Dev

Who needs databases? Orchestrate closes massive $3M seed round to turn NoSQL into NoDB

This is what databases used to look like

Above: This is what databases used to look like

Image Credit: adesigna/Flickr

old-fashioned databaseWho needs SQL? In fact, who needs databases?

Apparently no one, not even those who are building complex web applications. And new startup Orchestrate.io just took a massive $3 million seed round to prove it. Orchestrate takes the queries that developers would typically write in order to build an application, such as geolocation, time-series, social graph, full-text search, and more, and unifies everything a developer would need in a single API.

In other words, all the time and resources that would typically go towards designing your data solution can now be redirected to building your application, as Orchestrate outsources the need for you to own and manage your own databases.

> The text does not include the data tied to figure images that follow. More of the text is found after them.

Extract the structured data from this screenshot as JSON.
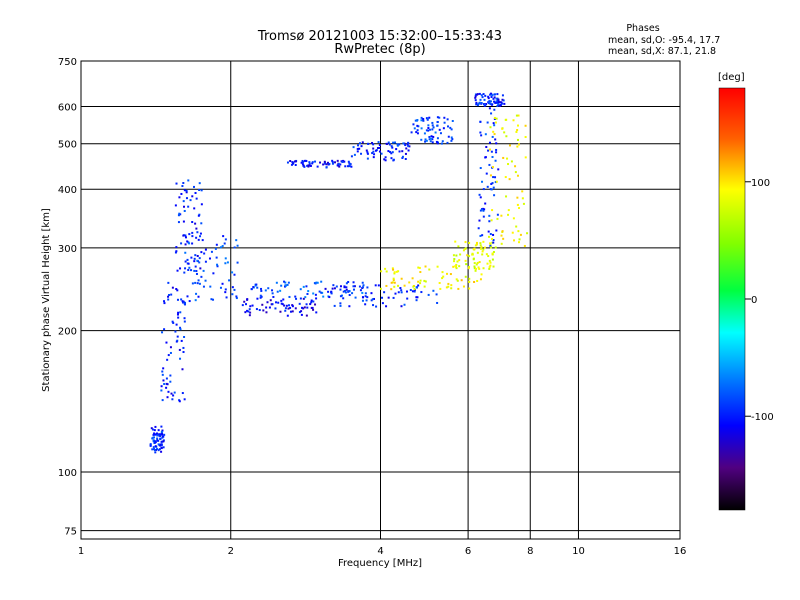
{
  "chart_data": {
    "type": "scatter",
    "title": "Tromsø 20121003 15:32:00–15:33:43",
    "subtitle": "RwPretec (8p)",
    "xlabel": "Frequency [MHz]",
    "ylabel": "Stationary phase Virtual Height [km]",
    "x_scale": "log",
    "y_scale": "log",
    "xlim": [
      1,
      16
    ],
    "ylim": [
      72,
      750
    ],
    "x_ticks": [
      1,
      2,
      4,
      6,
      8,
      10,
      16
    ],
    "y_ticks": [
      75,
      100,
      200,
      300,
      400,
      500,
      600,
      750
    ],
    "grid": true,
    "stats": {
      "header": "Phases",
      "line_o": "mean, sd,O: -95.4, 17.7",
      "line_x": "mean, sd,X:  87.1, 21.8"
    },
    "colorbar": {
      "label": "[deg]",
      "range": [
        -180,
        180
      ],
      "ticks": [
        100,
        0,
        -100
      ],
      "tick_labels": [
        "100",
        "0",
        "-100"
      ]
    },
    "traces": [
      {
        "x_range": [
          1.38,
          1.47
        ],
        "y_range": [
          110,
          125
        ],
        "phase": -100
      },
      {
        "x_range": [
          1.45,
          1.62
        ],
        "y_range": [
          140,
          260
        ],
        "phase": -100
      },
      {
        "x_range": [
          1.55,
          1.75
        ],
        "y_range": [
          250,
          420
        ],
        "phase": -100
      },
      {
        "x_range": [
          1.6,
          2.1
        ],
        "y_range": [
          230,
          330
        ],
        "phase": -90
      },
      {
        "x_range": [
          2.1,
          3.0
        ],
        "y_range": [
          215,
          235
        ],
        "phase": -110
      },
      {
        "x_range": [
          2.2,
          3.8
        ],
        "y_range": [
          235,
          255
        ],
        "phase": -85
      },
      {
        "x_range": [
          3.0,
          5.2
        ],
        "y_range": [
          225,
          250
        ],
        "phase": -100
      },
      {
        "x_range": [
          4.0,
          6.4
        ],
        "y_range": [
          245,
          275
        ],
        "phase": 90
      },
      {
        "x_range": [
          5.6,
          6.8
        ],
        "y_range": [
          270,
          310
        ],
        "phase": 80
      },
      {
        "x_range": [
          6.3,
          6.9
        ],
        "y_range": [
          300,
          620
        ],
        "phase": -95
      },
      {
        "x_range": [
          6.6,
          7.9
        ],
        "y_range": [
          300,
          580
        ],
        "phase": 85
      },
      {
        "x_range": [
          2.6,
          3.5
        ],
        "y_range": [
          445,
          460
        ],
        "phase": -105
      },
      {
        "x_range": [
          3.5,
          4.6
        ],
        "y_range": [
          460,
          505
        ],
        "phase": -100
      },
      {
        "x_range": [
          4.6,
          5.6
        ],
        "y_range": [
          500,
          570
        ],
        "phase": -90
      },
      {
        "x_range": [
          6.2,
          7.1
        ],
        "y_range": [
          600,
          640
        ],
        "phase": -100
      }
    ]
  }
}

“Complex apps require highly optimized queries, so much so that major companies such as Facebook and Google wrote custom big data databases like BigTable to manage them,” founder and CEO Antony Falco told me yesterday. “Typically you would devote 20-25 percent of your resources to data management, so there’s lots of savings. But when creating new apps, you can also reduce the time barrier to building services, getting multiple weeks of savings.”

Antony Falco

Above: Antony Falco, CEO and founder

One of those savings: Often companies have had to run or access multiple databases to enable their applications. All of them have to be monitored and maintained, scaled as your app grows, and distributed geographically and across multiple service providers to ensure high availability and low latency.

With Orchestrate, that’s all built in, Falco told me, including geographical distribution. Simply use the Orchestrate API to insert, read, and update data, and pay no attention to whatever is happening behind the curtain.

Falco used to be a VP at Akamai, the content delivery network, so he knows a few things about scalability and access. And talking about scalability, Orchestrate is looking to fill a pretty big niche.

“Database and operating system licensing, servers, storage, power, labor, outsourcing, and professional services represents a market that exceeds $100B annually,” Falco said in a statement. “We believe our service will save our customers significant time and money, allowing them to instead focus on what matters most — the end-user.  With Orchestrate.io, our customers can build better apps, faster.”

The $3 million is for getting Orchestrate’s existing solution into production and hiring more engineers.

It’s a largish seed round — you typically see $750,000, $500,000, or less for seed rounds, but Falco, who acknowledged that it had some aspects of an A round, says that it will help the company expand further. And, for a company with global aspirations, some expensive requirements are just table stakes.

“With $3 million we will be globally distributed,” he says.

Falco is a serial entrepreneur, also founding Basho Technologies, maker of open-source distributed database Riak. Orchestrate was founded just three months ago, in March 2013, and is based in Portland, Oregon.

The investment was led by True Ventures with Frontline Ventures and Resonant Venture Partners joining in.